The developer of the text-adventure game on how, at 20, she overcame 1980s misogyny to turn a Tolkien book into one of the most groundbreaking titles in the gaming canon
A s a teenager, Veronika Megler was intent on becoming a statistician. She signed up for a computer science course at Melbourne University, reasoning it would assist her chosen career. “I think there were four women in a class of about 220 people, and it was pretty misogynistic,” she recalls. Megler had already built her own PC, buying the motherboard, chips, capacitors and diodes from an electronics shop in Melbourne. “In the store they’d say ‘tell your boyfriend we don’t have these’,” she recalls.
Realising that statistics wasn’t for her, Megler answered a newspaper advert for a part-time programming job at a local software company called Melbourne House. It was 1980, and she was halfway through a course that focused on designing operating systems and developing programming languages. “The day I was hired, the first thing my boss said to me was, ‘write the best adventure game ever,’” she remembers. The eventual result of this instruction was The Hobbit, a landmark 1982 text adventure game that’s still fondly remembered today.

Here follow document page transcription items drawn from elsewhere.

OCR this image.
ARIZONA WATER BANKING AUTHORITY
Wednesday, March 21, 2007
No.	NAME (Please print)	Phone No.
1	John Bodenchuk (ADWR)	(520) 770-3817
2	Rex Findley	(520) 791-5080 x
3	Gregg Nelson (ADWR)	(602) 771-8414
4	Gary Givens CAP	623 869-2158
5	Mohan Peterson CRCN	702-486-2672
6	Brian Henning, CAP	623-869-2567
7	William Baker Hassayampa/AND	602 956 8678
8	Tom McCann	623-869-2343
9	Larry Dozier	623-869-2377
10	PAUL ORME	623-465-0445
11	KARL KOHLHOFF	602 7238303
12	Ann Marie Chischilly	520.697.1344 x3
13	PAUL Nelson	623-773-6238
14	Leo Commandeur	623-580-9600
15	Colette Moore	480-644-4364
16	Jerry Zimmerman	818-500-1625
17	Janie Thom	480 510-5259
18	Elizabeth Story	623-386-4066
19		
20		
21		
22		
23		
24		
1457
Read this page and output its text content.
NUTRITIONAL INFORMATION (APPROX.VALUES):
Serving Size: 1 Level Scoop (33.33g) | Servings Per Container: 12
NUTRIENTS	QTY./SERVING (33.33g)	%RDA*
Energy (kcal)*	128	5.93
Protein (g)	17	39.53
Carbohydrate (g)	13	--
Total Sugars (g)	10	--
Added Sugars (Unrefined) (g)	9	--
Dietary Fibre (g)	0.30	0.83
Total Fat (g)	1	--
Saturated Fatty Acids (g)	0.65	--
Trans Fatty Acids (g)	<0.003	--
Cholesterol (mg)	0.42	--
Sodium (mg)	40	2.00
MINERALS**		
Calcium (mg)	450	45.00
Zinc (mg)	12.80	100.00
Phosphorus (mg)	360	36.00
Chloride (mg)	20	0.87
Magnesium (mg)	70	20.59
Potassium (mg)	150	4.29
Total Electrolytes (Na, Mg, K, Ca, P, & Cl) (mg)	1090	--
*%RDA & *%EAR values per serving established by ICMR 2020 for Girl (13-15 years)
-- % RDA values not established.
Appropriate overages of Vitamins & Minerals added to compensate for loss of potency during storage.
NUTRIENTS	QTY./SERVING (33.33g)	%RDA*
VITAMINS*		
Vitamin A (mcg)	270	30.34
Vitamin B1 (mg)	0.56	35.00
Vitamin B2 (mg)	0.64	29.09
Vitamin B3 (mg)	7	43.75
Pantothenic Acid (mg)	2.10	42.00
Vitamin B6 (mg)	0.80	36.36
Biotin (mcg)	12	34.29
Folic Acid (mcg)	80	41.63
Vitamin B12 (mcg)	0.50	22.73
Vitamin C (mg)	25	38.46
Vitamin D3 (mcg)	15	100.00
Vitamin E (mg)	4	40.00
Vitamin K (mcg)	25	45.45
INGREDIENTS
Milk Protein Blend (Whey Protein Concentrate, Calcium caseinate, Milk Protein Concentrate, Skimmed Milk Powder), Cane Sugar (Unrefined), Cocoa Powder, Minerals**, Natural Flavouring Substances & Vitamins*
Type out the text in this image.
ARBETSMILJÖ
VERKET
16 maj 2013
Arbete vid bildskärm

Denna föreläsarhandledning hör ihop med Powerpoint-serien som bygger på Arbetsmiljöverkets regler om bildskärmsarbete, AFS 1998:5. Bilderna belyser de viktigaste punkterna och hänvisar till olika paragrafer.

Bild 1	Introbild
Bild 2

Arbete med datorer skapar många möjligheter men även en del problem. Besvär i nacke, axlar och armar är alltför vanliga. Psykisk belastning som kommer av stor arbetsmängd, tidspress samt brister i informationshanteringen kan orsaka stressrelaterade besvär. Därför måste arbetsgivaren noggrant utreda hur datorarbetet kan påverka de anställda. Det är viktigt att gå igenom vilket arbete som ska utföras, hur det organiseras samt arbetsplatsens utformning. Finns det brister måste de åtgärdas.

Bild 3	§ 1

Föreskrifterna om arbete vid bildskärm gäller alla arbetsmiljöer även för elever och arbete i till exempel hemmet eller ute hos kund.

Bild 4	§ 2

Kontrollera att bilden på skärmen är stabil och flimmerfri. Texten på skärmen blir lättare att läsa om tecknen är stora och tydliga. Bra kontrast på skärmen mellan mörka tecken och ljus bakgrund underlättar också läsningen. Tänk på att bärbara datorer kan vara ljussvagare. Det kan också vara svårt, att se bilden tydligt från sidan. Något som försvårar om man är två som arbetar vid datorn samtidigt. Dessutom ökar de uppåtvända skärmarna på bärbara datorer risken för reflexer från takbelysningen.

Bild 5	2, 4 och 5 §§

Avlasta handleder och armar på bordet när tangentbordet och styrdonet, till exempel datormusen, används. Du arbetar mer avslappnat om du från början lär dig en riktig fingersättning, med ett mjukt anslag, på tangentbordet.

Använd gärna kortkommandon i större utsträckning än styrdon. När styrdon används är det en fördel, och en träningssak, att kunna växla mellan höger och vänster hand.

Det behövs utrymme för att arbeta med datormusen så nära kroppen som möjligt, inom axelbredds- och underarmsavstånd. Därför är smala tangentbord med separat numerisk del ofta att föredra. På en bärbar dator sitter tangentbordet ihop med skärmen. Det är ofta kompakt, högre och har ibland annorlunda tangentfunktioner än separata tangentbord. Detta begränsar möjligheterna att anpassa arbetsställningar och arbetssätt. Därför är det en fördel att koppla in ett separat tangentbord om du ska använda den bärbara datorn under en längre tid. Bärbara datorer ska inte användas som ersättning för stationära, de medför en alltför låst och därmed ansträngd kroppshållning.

Though the 20-year-old didn’t have a lot of experience with video games, she’d enjoyed one in particular. “I had found Colossal Cave Adventure addictive until the point where I had mapped out the game and solved it. Then it instantly became boring, and I never played it again. So I thought about what it was that made that game stop being interesting, and designed a game that didn’t have any of those issues.”